Rocío Jurado cantaría Como una ola. Un sismólogo deduciría que nos encontramos ante los pliegues causados por el desplazamiento de las placas tectónicas. El esteta se admiraría ante la perfección y el equilibrio de la obra que ha logrado generar un movimiento que supera los límites de la realidad y nos transporta a un mundo onírico en el que se trasciende hacia el infinito, que es la meta inalcanzable a la que aspira todo artista. El maestro de obras alabaría al albañil por la precisión de su trabajo.
¿Y el peatón? El sufrido caminante se ciscaría en los anteriores y maldeciría otra acera impracticable. Una más de las muchas que obligan a circular por la calzada porque resultan hostiles para quienes buscan la seguridad en zonas exclusivas para viandantes. Las gentes de a pie siempre acaban sufriendo las consecuencias del reinado absoluto y absolutista del coche.
Existen distintas clases de aceras diseñadas para ahuyentar a los peatones. Veamos algunos ejemplos. Está la de dos palmos, que solo es apta para personas que pesan menos de 40 kilos y miden más de 1,80 metros. Quienes no responden a esta figura fideo solo pueden circular por ellas si están dispuestos a dejarse la piel de los codos en paredes y ventanas.
También abunda la acera okupada. Es la que el Ayuntamiento ha abarrotado de farolas, señales de tráfico y contenedores de basura. La misma en la que los bares han colocado mesas, sillas, sombrillas y mamparas. También es aquella en la que los comercios sitúan cestos de fruta o expositores de tarjetas postales. Son las aceras 3.000 metros obstáculos. Ideales para preparar unos juegos olímpicos.

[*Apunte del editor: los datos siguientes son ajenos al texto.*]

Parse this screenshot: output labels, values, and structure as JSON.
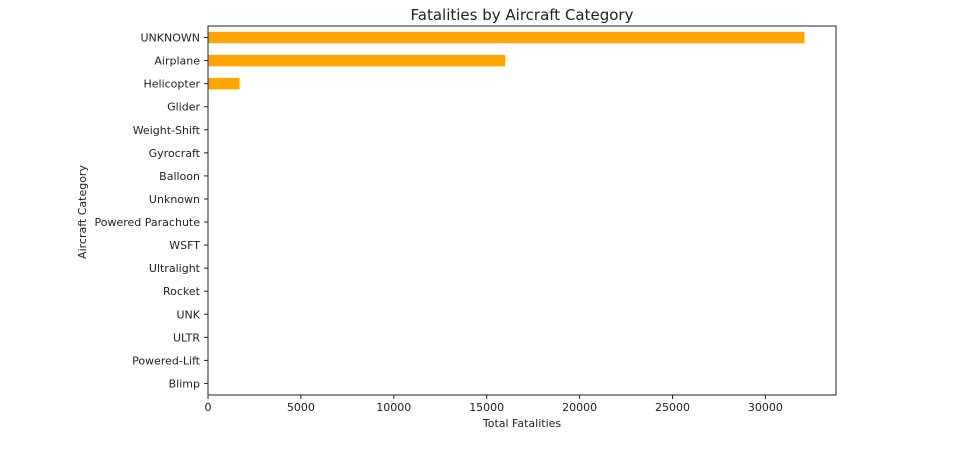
{
  "chart_data": {
    "type": "bar",
    "orientation": "horizontal",
    "title": "Fatalities by Aircraft Category",
    "xlabel": "Total Fatalities",
    "ylabel": "Aircraft Category",
    "categories": [
      "UNKNOWN",
      "Airplane",
      "Helicopter",
      "Glider",
      "Weight-Shift",
      "Gyrocraft",
      "Balloon",
      "Unknown",
      "Powered Parachute",
      "WSFT",
      "Ultralight",
      "Rocket",
      "UNK",
      "ULTR",
      "Powered-Lift",
      "Blimp"
    ],
    "values": [
      32100,
      16000,
      1700,
      30,
      20,
      15,
      12,
      8,
      6,
      5,
      4,
      2,
      1,
      1,
      0,
      0
    ],
    "xlim": [
      0,
      33800
    ],
    "xticks": [
      0,
      5000,
      10000,
      15000,
      20000,
      25000,
      30000
    ],
    "grid": false,
    "legend": "none",
    "bar_color": "#FFA500",
    "axis_color": "#222222"
  }
}
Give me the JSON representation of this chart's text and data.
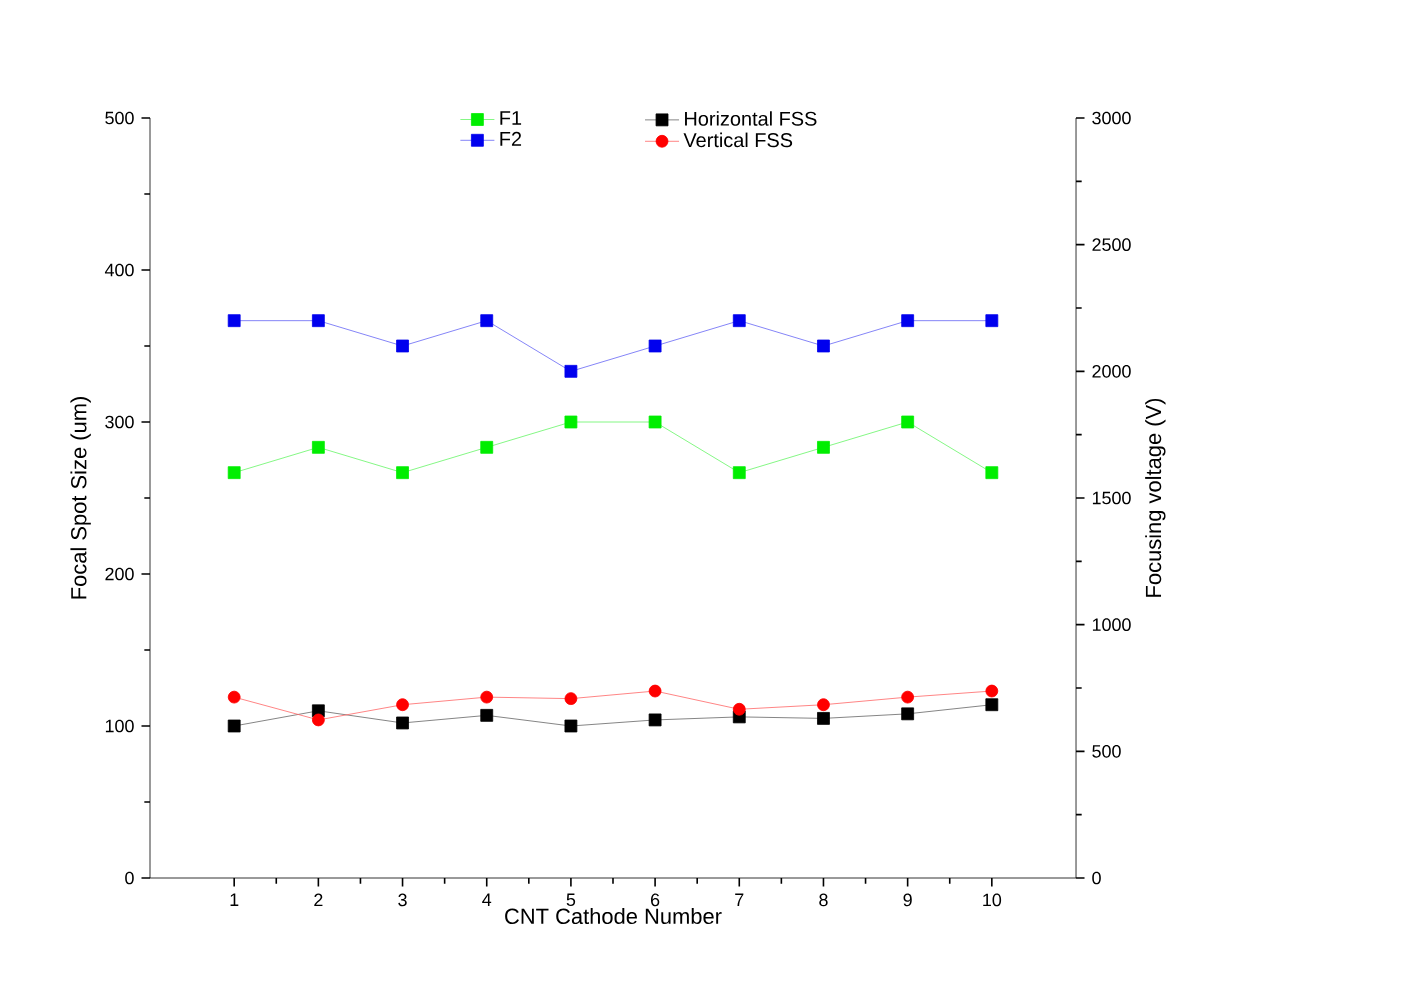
{
  "chart_data": {
    "type": "line",
    "xlabel": "CNT Cathode Number",
    "ylabel": "Focal Spot Size (um)",
    "y2label": "Focusing voltage (V)",
    "x": [
      1,
      2,
      3,
      4,
      5,
      6,
      7,
      8,
      9,
      10
    ],
    "series": [
      {
        "name": "F1",
        "color": "#00ee00",
        "axis": "y2",
        "marker": "square",
        "values": [
          1600,
          1700,
          1600,
          1700,
          1800,
          1800,
          1600,
          1700,
          1800,
          1600
        ]
      },
      {
        "name": "F2",
        "color": "#0000ee",
        "axis": "y2",
        "marker": "square",
        "values": [
          2200,
          2200,
          2100,
          2200,
          2000,
          2100,
          2200,
          2100,
          2200,
          2200
        ]
      },
      {
        "name": "Horizontal FSS",
        "color": "#000000",
        "marker": "square",
        "values": [
          100,
          110,
          102,
          107,
          100,
          104,
          106,
          105,
          108,
          114
        ]
      },
      {
        "name": "Vertical FSS",
        "color": "#ff0000",
        "marker": "circle",
        "values": [
          119,
          104,
          114,
          119,
          118,
          123,
          111,
          114,
          119,
          123
        ]
      }
    ],
    "xlim": [
      0,
      11
    ],
    "xticks": [
      1,
      2,
      3,
      4,
      5,
      6,
      7,
      8,
      9,
      10
    ],
    "ylim": [
      0,
      500
    ],
    "yticks": [
      0,
      100,
      200,
      300,
      400,
      500
    ],
    "y2lim": [
      0,
      3000
    ],
    "y2ticks": [
      0,
      500,
      1000,
      1500,
      2000,
      2500,
      3000
    ],
    "grid": false,
    "legend": "top"
  }
}
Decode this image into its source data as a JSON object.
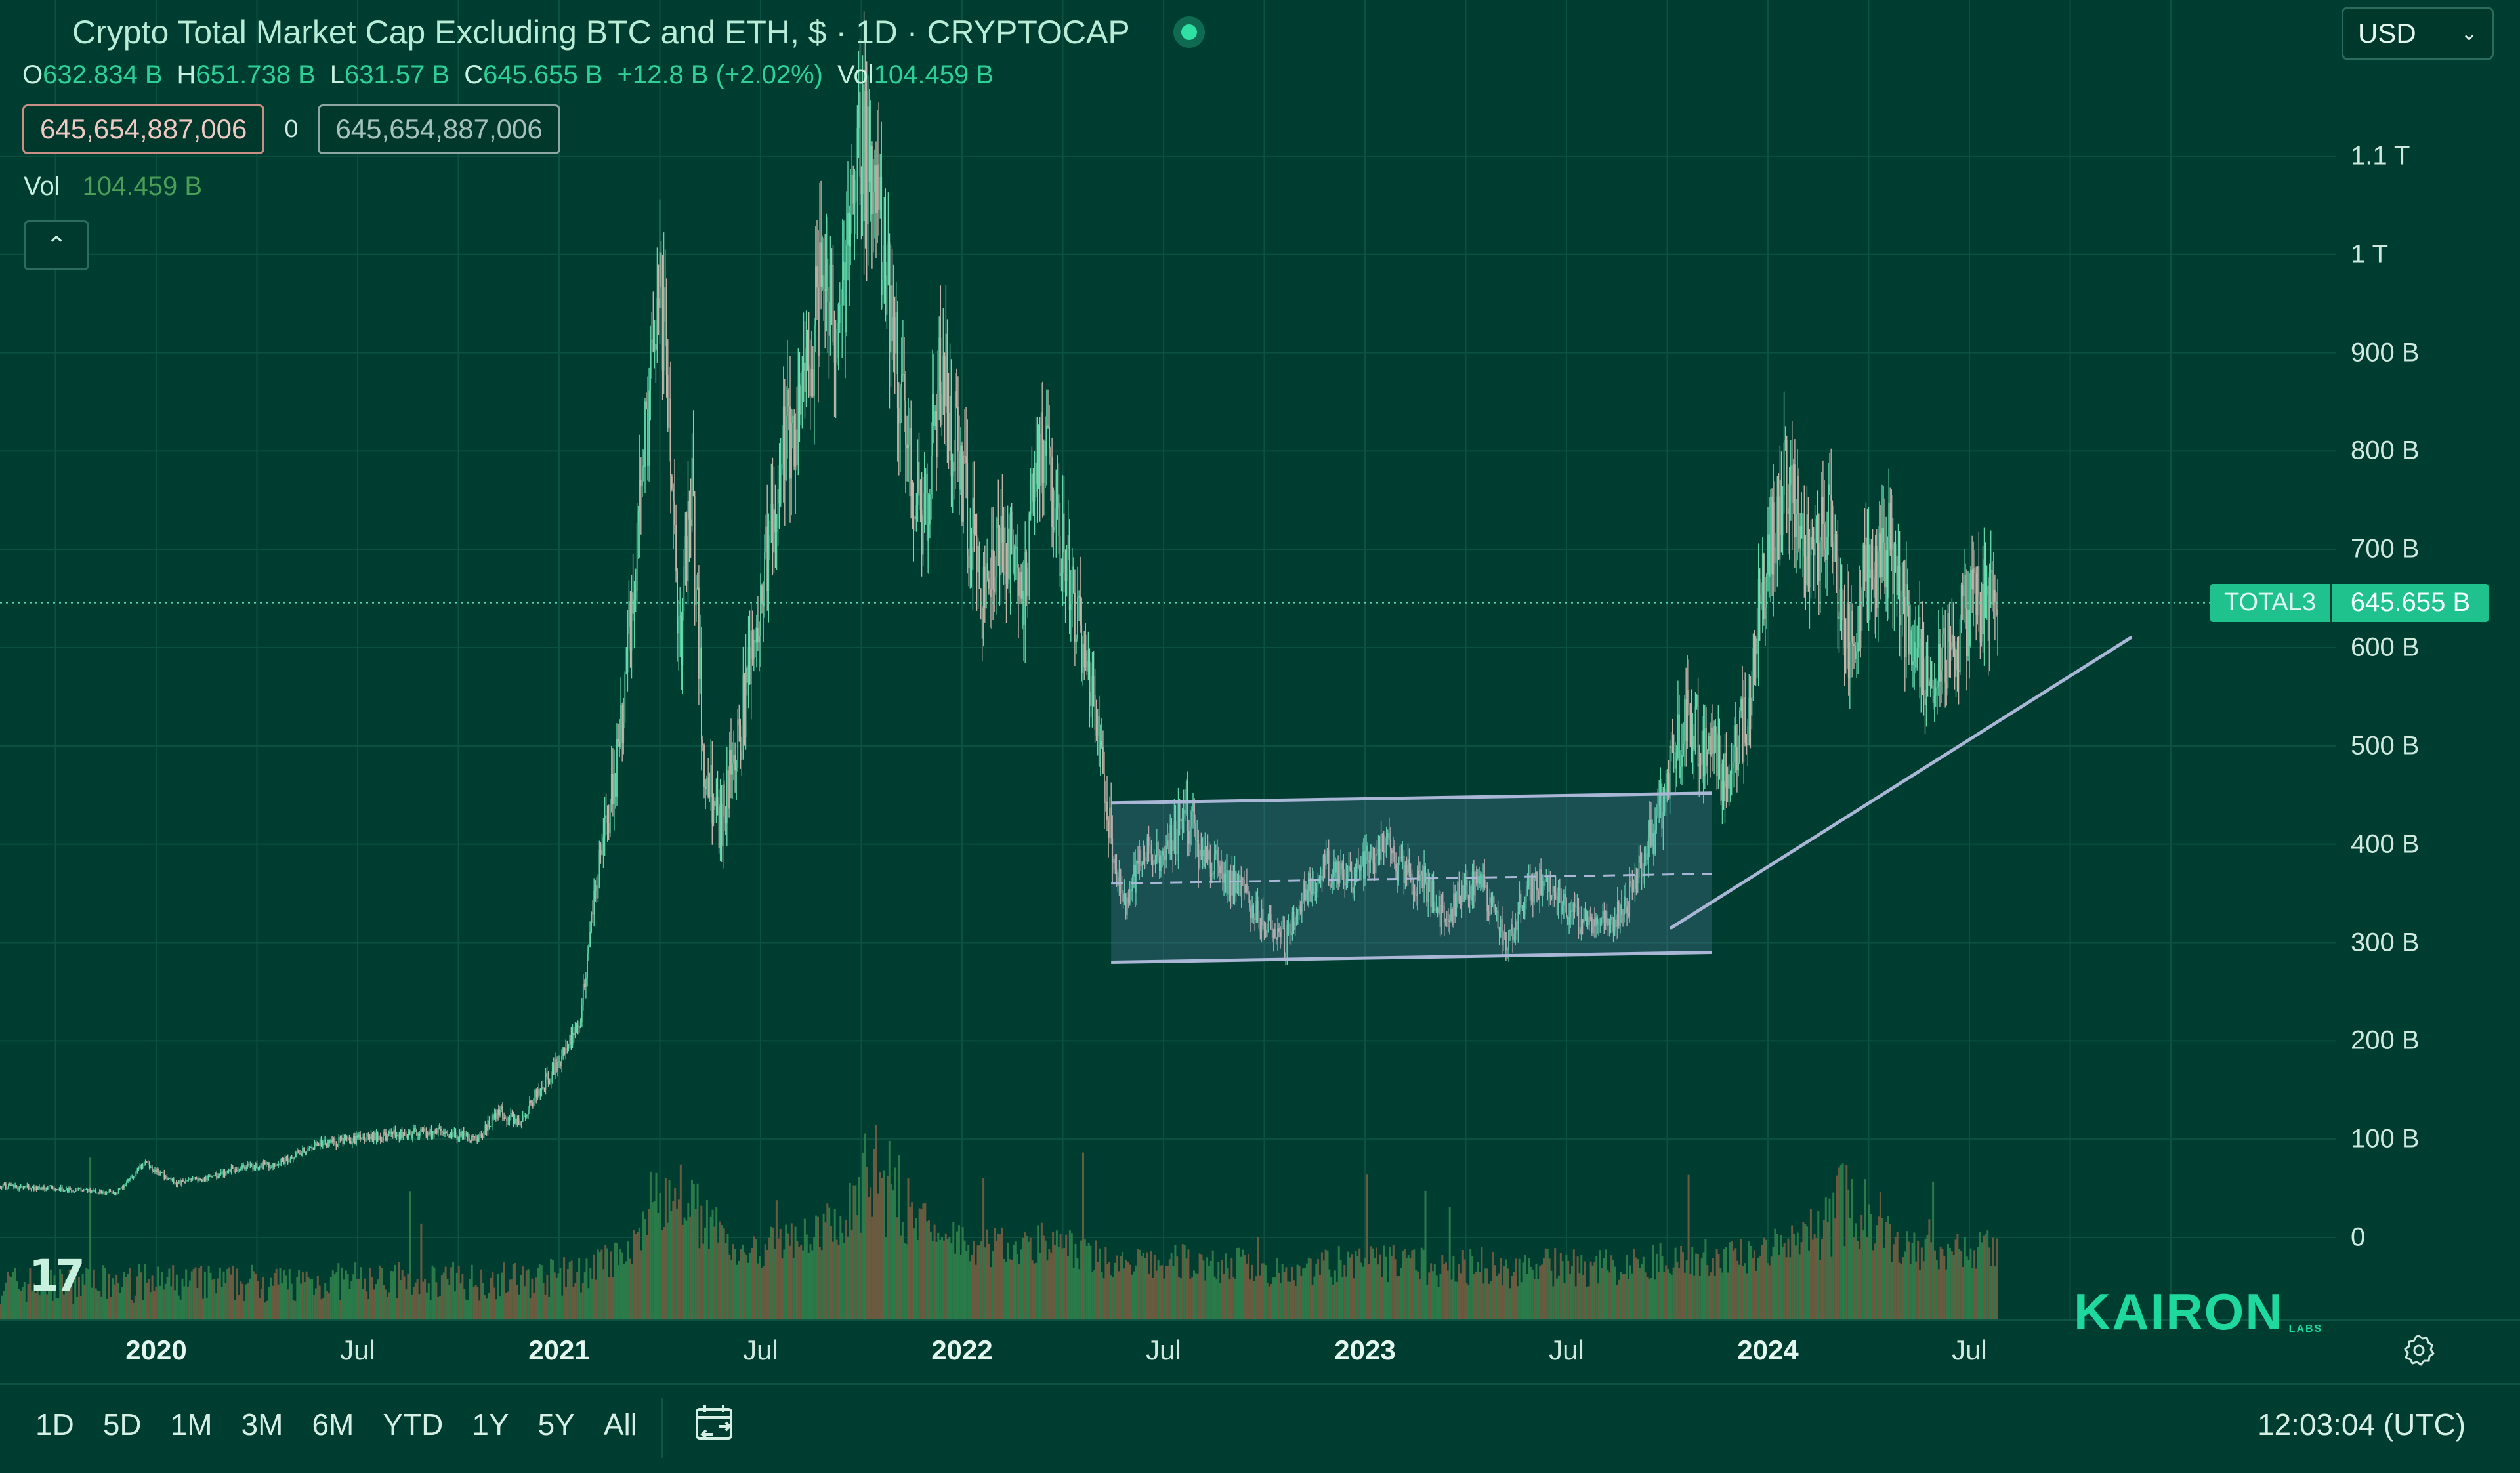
{
  "header": {
    "title": "Crypto Total Market Cap Excluding BTC and ETH, $ · 1D · CRYPTOCAP",
    "ohlc": [
      {
        "label": "O",
        "value": "632.834 B"
      },
      {
        "label": "H",
        "value": "651.738 B"
      },
      {
        "label": "L",
        "value": "631.57 B"
      },
      {
        "label": "C",
        "value": "645.655 B"
      },
      {
        "label": "",
        "value": "+12.8 B (+2.02%)"
      },
      {
        "label": "Vol",
        "value": "104.459 B"
      }
    ],
    "price_box_main": "645,654,887,006",
    "price_box_zero": "0",
    "price_box_alt": "645,654,887,006",
    "vol_label": "Vol",
    "vol_value": "104.459 B",
    "collapse_glyph": "⌃"
  },
  "currency": {
    "label": "USD",
    "chevron": "⌄"
  },
  "last_price": {
    "symbol": "TOTAL3",
    "value": "645.655 B",
    "level": 645.655
  },
  "brand": {
    "tv_logo": "17",
    "kairon": "KAIRON",
    "kairon_sub": "LABS"
  },
  "timeframes": [
    "1D",
    "5D",
    "1M",
    "3M",
    "6M",
    "YTD",
    "1Y",
    "5Y",
    "All"
  ],
  "clock": "12:03:04 (UTC)",
  "icons": {
    "settings": "settings-gear-icon",
    "date_range": "calendar-range-icon",
    "collapse": "chevron-up-icon",
    "live": "live-status-dot-icon"
  },
  "colors": {
    "background": "#003d31",
    "candle_up": "#5fd6a8",
    "candle_down": "#c3b3a8",
    "volume_up": "#2a7a4a",
    "volume_down": "#6a5a40",
    "accent": "#1fc28c",
    "drawing": "#a9b6d6"
  },
  "chart_data": {
    "type": "line",
    "title": "Crypto Total Market Cap Excluding BTC and ETH, $ · 1D · CRYPTOCAP",
    "xlabel": "",
    "ylabel": "",
    "ylim": [
      0,
      1150
    ],
    "y_unit": "B USD",
    "y_ticks": [
      {
        "v": 0,
        "label": "0"
      },
      {
        "v": 100,
        "label": "100 B"
      },
      {
        "v": 200,
        "label": "200 B"
      },
      {
        "v": 300,
        "label": "300 B"
      },
      {
        "v": 400,
        "label": "400 B"
      },
      {
        "v": 500,
        "label": "500 B"
      },
      {
        "v": 600,
        "label": "600 B"
      },
      {
        "v": 700,
        "label": "700 B"
      },
      {
        "v": 800,
        "label": "800 B"
      },
      {
        "v": 900,
        "label": "900 B"
      },
      {
        "v": 1000,
        "label": "1 T"
      },
      {
        "v": 1100,
        "label": "1.1 T"
      }
    ],
    "x_ticks": [
      {
        "t": 2020.0,
        "label": "2020",
        "year": true
      },
      {
        "t": 2020.5,
        "label": "Jul",
        "year": false
      },
      {
        "t": 2021.0,
        "label": "2021",
        "year": true
      },
      {
        "t": 2021.5,
        "label": "Jul",
        "year": false
      },
      {
        "t": 2022.0,
        "label": "2022",
        "year": true
      },
      {
        "t": 2022.5,
        "label": "Jul",
        "year": false
      },
      {
        "t": 2023.0,
        "label": "2023",
        "year": true
      },
      {
        "t": 2023.5,
        "label": "Jul",
        "year": false
      },
      {
        "t": 2024.0,
        "label": "2024",
        "year": true
      },
      {
        "t": 2024.5,
        "label": "Jul",
        "year": false
      }
    ],
    "series": [
      {
        "x": [
          2019.61,
          2019.75,
          2019.9,
          2019.97,
          2020.05,
          2020.12,
          2020.2,
          2020.3,
          2020.4,
          2020.5,
          2020.6,
          2020.7,
          2020.8,
          2020.85,
          2020.9,
          2020.95,
          2021.0,
          2021.05,
          2021.1,
          2021.15,
          2021.2,
          2021.25,
          2021.3,
          2021.33,
          2021.36,
          2021.4,
          2021.45,
          2021.5,
          2021.55,
          2021.6,
          2021.65,
          2021.7,
          2021.75,
          2021.8,
          2021.85,
          2021.9,
          2021.95,
          2022.0,
          2022.05,
          2022.1,
          2022.15,
          2022.2,
          2022.25,
          2022.3,
          2022.35,
          2022.4,
          2022.45,
          2022.5,
          2022.55,
          2022.6,
          2022.65,
          2022.7,
          2022.75,
          2022.8,
          2022.85,
          2022.9,
          2022.95,
          2023.0,
          2023.05,
          2023.1,
          2023.15,
          2023.2,
          2023.25,
          2023.3,
          2023.35,
          2023.4,
          2023.45,
          2023.5,
          2023.55,
          2023.6,
          2023.65,
          2023.7,
          2023.75,
          2023.8,
          2023.85,
          2023.9,
          2023.95,
          2024.0,
          2024.05,
          2024.1,
          2024.15,
          2024.2,
          2024.25,
          2024.3,
          2024.35,
          2024.4,
          2024.45,
          2024.5,
          2024.55,
          2024.57
        ],
        "values": [
          52,
          50,
          45,
          75,
          55,
          60,
          70,
          75,
          95,
          100,
          105,
          108,
          100,
          130,
          115,
          150,
          180,
          220,
          380,
          500,
          750,
          980,
          600,
          750,
          480,
          420,
          520,
          640,
          800,
          820,
          960,
          920,
          1120,
          1000,
          860,
          720,
          880,
          780,
          640,
          720,
          660,
          800,
          700,
          600,
          470,
          330,
          390,
          380,
          440,
          390,
          370,
          350,
          320,
          300,
          350,
          380,
          360,
          380,
          400,
          370,
          360,
          320,
          360,
          350,
          300,
          350,
          360,
          330,
          320,
          320,
          340,
          400,
          460,
          530,
          500,
          460,
          540,
          700,
          780,
          680,
          720,
          600,
          680,
          700,
          620,
          560,
          600,
          640,
          645.655,
          645.655
        ],
        "color": "#5fd6a8"
      }
    ],
    "drawings": {
      "range_box": {
        "x_start": 2022.37,
        "x_end": 2023.86,
        "y_bottom_start": 280,
        "y_bottom_end": 290,
        "y_top_start": 442,
        "y_top_end": 452,
        "y_mid_start": 360,
        "y_mid_end": 370
      },
      "trendline": {
        "x_start": 2023.76,
        "y_start": 315,
        "x_end": 2024.9,
        "y_end": 610
      }
    },
    "volume": {
      "max": 220,
      "typical_peak_years": [
        2021.3,
        2021.8,
        2024.2
      ]
    },
    "grid": true,
    "legend": "none"
  }
}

Podríamos referirnos a las cicloaceras, que están prohibidas, aunque usted ya sabe que abundan en todos los barrios. O las aceras chicle, en las que el paseante se queda pegado como una lapa. Hay más, pero un artículo no es una tesis doctoral y aún nos queda definir la fotografiada por Torrelló en el Terreno en el año 1987. ¿Es la acera montaña rusa, también conocida como Dragón Khan? Probablemente.